Intel Light Peak shown at IDF

Intel used a presentation at IDF to unveil Light Peak, a new interconnect standard for PCs. As implied by the name, the technology uses fiber optics instead of wires to transfer data and consequently has much more bandwidth. Even in its first generation, it's expected to transfer at about 10 gigabits per second, or over 20 times faster than USB 2.0; it could transfer the entire contents of a typical Blu-ray disc in about 30 seconds if working at top speed, Intel claims.

The optical nature also has several incidental benefits. As the cables are thinner and don't require as much equipment, they could result in smaller connectors. They can also transmit over longer distances and are more flexible than most existing approaches to wired connections.

Intel plans to make Light Peak a practical reality in 2010 and already sees it as being used to replace existing standards for very fast transfers; it specifically cites the iPod as a possible candidate for very fast data syncs but also says the fiber link could be used for cameras, docks, SSD storage and other external devices that are often bottlenecked by USB 2.0 or FireWire. The company is working "with the industry" to settle on a standard but hasn't said whether this involves Apple, the IEEE standards group or other firms.

by MacNN Staff



  1. Tralthamidor

    Joined: Dec 1969



    That is a preposterous claim. It doesn't matter how fast the transfer circuitry, the Blueray can't read the data anywhere near that speed. So you can't copy a BR that fast. Perhaps they meant it can copy data the equivalent size of a BR.

  1. shawnde

    Joined: Dec 1969


    Hypothetical Intel

    Most of intel's claims are just big numbers like their USB 2 transfer rate ... 480 Mbps .... yeah my a$$. I'm sure USB 3.0 won't be a whole lot better ... it's like going from Windows Vista to 7. The problem with USB and all intel point-to-point technologies, is that they don't use a dedicated chipset; they always rely on the mighty intel CPU. Therefore, your transfer rate depends entirely on the workload of the CPU, so when you start rendering in Final Cut, all of a sudden, the copying in Finder slows down !! weird :-)
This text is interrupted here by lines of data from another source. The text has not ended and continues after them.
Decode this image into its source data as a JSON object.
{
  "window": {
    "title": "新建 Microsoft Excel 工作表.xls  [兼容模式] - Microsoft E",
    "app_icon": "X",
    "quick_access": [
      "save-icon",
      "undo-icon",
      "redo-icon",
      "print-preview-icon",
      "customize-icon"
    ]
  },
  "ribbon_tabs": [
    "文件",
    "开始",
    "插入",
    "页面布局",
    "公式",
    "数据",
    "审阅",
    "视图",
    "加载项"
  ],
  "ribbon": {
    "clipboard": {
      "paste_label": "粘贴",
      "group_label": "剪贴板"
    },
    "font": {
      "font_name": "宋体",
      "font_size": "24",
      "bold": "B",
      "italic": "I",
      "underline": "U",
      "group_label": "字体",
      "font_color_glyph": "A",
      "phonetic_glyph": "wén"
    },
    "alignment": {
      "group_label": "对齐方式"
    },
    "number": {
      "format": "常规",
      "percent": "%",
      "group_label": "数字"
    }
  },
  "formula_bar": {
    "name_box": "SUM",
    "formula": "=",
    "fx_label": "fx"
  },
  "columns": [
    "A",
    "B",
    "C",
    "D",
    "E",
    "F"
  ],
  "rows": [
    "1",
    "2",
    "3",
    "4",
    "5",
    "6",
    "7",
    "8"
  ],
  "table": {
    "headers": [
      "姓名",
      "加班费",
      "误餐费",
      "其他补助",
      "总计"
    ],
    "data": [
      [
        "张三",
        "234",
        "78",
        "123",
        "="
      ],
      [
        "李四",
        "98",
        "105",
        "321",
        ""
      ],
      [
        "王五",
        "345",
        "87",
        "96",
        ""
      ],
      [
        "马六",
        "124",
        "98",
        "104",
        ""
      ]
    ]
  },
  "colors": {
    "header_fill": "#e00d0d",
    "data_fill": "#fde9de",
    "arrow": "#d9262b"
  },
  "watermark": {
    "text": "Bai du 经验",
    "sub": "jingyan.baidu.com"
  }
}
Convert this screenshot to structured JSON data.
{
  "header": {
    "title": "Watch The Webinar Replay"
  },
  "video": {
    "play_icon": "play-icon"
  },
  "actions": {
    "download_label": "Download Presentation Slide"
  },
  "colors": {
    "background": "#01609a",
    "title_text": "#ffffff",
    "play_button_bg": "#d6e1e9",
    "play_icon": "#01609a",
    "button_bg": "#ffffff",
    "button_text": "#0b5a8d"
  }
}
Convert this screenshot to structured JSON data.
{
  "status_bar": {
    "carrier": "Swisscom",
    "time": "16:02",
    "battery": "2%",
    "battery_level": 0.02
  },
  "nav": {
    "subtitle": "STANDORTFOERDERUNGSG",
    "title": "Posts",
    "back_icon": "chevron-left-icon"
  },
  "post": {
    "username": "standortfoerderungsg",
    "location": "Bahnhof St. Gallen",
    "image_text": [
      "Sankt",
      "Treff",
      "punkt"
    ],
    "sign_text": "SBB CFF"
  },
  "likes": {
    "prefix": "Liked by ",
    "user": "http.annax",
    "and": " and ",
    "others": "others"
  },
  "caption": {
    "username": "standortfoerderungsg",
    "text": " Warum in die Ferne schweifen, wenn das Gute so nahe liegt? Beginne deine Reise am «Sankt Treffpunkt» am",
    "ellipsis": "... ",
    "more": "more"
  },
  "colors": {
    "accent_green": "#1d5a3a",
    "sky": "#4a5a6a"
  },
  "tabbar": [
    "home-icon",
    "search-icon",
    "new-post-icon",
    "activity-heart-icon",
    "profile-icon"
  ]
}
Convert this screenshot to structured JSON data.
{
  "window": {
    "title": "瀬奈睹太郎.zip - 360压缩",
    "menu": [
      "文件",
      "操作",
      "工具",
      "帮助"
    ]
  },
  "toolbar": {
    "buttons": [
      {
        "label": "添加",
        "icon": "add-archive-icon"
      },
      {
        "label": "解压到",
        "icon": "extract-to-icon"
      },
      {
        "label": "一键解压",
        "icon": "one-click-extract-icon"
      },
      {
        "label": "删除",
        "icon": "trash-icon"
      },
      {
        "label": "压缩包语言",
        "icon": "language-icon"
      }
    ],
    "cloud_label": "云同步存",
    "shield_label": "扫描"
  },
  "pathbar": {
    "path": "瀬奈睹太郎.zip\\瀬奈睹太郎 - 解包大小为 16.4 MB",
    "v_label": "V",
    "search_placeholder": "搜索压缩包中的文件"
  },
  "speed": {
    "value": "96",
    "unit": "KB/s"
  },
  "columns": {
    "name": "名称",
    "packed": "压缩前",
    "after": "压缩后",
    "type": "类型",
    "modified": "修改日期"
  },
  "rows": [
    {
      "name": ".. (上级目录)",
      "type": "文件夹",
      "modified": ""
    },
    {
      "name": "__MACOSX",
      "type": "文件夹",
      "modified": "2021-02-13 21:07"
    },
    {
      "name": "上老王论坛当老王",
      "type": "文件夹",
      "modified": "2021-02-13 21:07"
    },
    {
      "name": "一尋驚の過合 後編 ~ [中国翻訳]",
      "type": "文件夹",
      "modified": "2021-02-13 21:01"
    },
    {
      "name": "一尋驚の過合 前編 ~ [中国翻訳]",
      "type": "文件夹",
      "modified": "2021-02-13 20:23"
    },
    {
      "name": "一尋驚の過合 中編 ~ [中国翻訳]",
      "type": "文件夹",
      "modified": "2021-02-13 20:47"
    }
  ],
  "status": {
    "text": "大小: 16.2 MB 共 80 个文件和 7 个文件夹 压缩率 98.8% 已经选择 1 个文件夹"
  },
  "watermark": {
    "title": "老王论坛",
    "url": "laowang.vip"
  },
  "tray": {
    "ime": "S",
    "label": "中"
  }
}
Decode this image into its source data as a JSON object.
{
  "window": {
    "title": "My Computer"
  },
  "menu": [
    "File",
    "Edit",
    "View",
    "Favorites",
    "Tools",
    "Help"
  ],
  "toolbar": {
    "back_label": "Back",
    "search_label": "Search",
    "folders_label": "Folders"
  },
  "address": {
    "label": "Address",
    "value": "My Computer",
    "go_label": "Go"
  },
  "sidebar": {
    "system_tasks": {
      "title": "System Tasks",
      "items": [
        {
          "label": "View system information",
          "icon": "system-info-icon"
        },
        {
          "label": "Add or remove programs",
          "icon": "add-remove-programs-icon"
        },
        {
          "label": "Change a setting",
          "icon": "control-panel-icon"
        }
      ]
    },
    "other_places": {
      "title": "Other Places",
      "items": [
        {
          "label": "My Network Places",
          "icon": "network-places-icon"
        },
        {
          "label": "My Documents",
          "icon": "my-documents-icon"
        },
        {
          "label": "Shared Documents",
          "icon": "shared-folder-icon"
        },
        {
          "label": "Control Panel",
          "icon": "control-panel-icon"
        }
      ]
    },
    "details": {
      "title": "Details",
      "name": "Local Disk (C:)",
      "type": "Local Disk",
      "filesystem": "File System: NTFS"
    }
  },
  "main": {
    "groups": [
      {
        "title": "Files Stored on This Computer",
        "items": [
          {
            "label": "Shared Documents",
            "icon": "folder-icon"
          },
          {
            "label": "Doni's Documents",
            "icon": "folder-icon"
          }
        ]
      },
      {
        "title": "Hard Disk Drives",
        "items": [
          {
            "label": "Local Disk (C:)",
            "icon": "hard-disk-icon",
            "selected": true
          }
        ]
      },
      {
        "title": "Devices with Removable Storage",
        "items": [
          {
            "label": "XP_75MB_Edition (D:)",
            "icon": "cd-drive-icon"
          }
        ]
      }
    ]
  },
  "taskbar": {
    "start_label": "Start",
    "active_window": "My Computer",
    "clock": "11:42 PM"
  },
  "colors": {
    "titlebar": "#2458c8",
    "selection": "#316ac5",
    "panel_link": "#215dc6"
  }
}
    And it's funny how they bundle up FireWire along with USB as a bottleneck for the iPod. Give me a break; before this USB silliness, iPods used to have a FireWire connector, which was at least 10-times as fast as USB. I have one of those iPods and I can verify it. So spare me, FireWire is not a bottleneck, and it's more than adequate for iPods, video cameras, scanners, and god forbid, high-end digital cameras. And yeah, FireWire has been shipping for more than 10 years !!!